At the time of diagnosis, FEMg2+ is usually low to normal when taking into account the reference range, but in reality in HOMG1, it is probably inappropriately high when considering the degree of hypomagnesemia. Then, when plasma levels of Mg 2+ increase and approach normal, FEMg2+ increases disproportionately to the degree of hypomagnesemia. This situation reflects the renal concentration defect, as seen in this case.^8,12 Hypocalcemia is not always presente at the time of diagnosis. It is caused by inhibition of the parathyroid hormone synthesis and release from the parathyroid gland in the presence of profound and prolonged hypomagnesemia.^7,9 As hypocalcemia can be a belated finding, as in our case, its absence should not lead us to dismiss HOGM1 diagnosis. Acute treatment consists of administering intravenous Mg2+, followed by lifelong oral Mg2+ supplementation at high doses. Studies have reported the need for high Mg2+ doses of 18-87 mg/kg/day.
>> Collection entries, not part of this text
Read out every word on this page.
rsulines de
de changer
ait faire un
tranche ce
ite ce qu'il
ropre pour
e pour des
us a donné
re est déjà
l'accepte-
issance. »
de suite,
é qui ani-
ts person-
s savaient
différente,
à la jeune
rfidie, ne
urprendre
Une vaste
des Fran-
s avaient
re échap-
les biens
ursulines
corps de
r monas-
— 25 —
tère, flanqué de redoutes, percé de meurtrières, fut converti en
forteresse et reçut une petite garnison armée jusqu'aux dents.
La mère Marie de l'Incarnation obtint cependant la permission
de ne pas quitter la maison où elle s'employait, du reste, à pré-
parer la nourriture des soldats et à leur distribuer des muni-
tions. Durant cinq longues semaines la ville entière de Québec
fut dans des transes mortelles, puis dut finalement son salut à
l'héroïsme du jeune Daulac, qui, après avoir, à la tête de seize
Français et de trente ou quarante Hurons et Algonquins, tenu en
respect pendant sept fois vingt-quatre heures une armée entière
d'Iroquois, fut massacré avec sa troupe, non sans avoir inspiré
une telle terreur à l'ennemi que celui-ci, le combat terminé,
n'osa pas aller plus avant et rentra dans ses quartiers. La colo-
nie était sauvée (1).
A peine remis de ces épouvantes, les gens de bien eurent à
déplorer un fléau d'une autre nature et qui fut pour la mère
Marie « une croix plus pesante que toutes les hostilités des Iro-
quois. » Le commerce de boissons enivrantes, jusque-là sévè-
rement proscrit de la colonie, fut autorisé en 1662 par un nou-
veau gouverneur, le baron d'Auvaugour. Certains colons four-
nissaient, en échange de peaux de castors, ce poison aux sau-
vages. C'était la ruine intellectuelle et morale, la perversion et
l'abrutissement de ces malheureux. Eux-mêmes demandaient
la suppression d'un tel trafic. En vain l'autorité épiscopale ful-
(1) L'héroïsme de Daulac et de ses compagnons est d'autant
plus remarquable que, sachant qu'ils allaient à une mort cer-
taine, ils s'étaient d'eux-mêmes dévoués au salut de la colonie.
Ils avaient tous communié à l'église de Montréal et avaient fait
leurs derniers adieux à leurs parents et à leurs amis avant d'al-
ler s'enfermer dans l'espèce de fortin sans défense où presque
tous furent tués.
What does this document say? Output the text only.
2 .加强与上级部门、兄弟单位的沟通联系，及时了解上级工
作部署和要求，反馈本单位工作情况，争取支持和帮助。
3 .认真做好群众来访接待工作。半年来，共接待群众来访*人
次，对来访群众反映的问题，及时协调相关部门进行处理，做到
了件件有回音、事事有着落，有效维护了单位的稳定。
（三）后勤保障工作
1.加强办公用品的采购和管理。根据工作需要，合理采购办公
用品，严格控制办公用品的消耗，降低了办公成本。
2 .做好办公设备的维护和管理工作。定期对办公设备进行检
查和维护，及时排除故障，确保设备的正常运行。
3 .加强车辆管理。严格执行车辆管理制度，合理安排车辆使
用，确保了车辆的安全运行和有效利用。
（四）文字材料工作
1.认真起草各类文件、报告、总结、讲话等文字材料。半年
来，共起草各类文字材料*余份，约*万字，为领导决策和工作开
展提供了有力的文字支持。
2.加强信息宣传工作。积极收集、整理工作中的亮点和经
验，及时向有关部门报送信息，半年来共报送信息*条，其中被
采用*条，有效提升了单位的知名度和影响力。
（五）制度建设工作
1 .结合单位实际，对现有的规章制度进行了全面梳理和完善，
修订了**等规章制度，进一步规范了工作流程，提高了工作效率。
However, despite high doses, Mg2+ plasmatic levels usually remain suboptimal (0.5-0.6 mmol/L) due to disturbed magnesium conservation in the distal convoluted tubule. Thus, the aim of treatment is primarily to prevent symptoms and to achieve normal calcium levels, in spite of achieving normal Mg2+ levels.^4,8,14In our case, treatment objectives were achieved. There is no oral Mg2+ formulation of choice and it must be adapted to the patient’s tolerance. Given the associated gastrointestinal effects, there is a need for occasional administration of parenteral Mg2+.^7,10 Although the reported patient complained about abdominal pain, it was sporadic and did not require any therapeutic action.^8,11In growing children, it is necessary to maintain regular monitoring of Mg2+, calcium and parathormone levels and to make dose adjustments when needed.¹²

Besides the seizures, prolonged and untreated hypomagnesemia can lead to growth retardation, long-term neurodevelopmental disorders, severe cardiomyopathy or even death. Early diagnosis and treatment are essential for a good prognosis. Although rare, HOGM1 has a prognosis changing treatment: Mg2+ supplementation.^7,10,11 This case unveils that it is of utmost importance to remember that neurological symptoms may be the first sign of a kidney disease.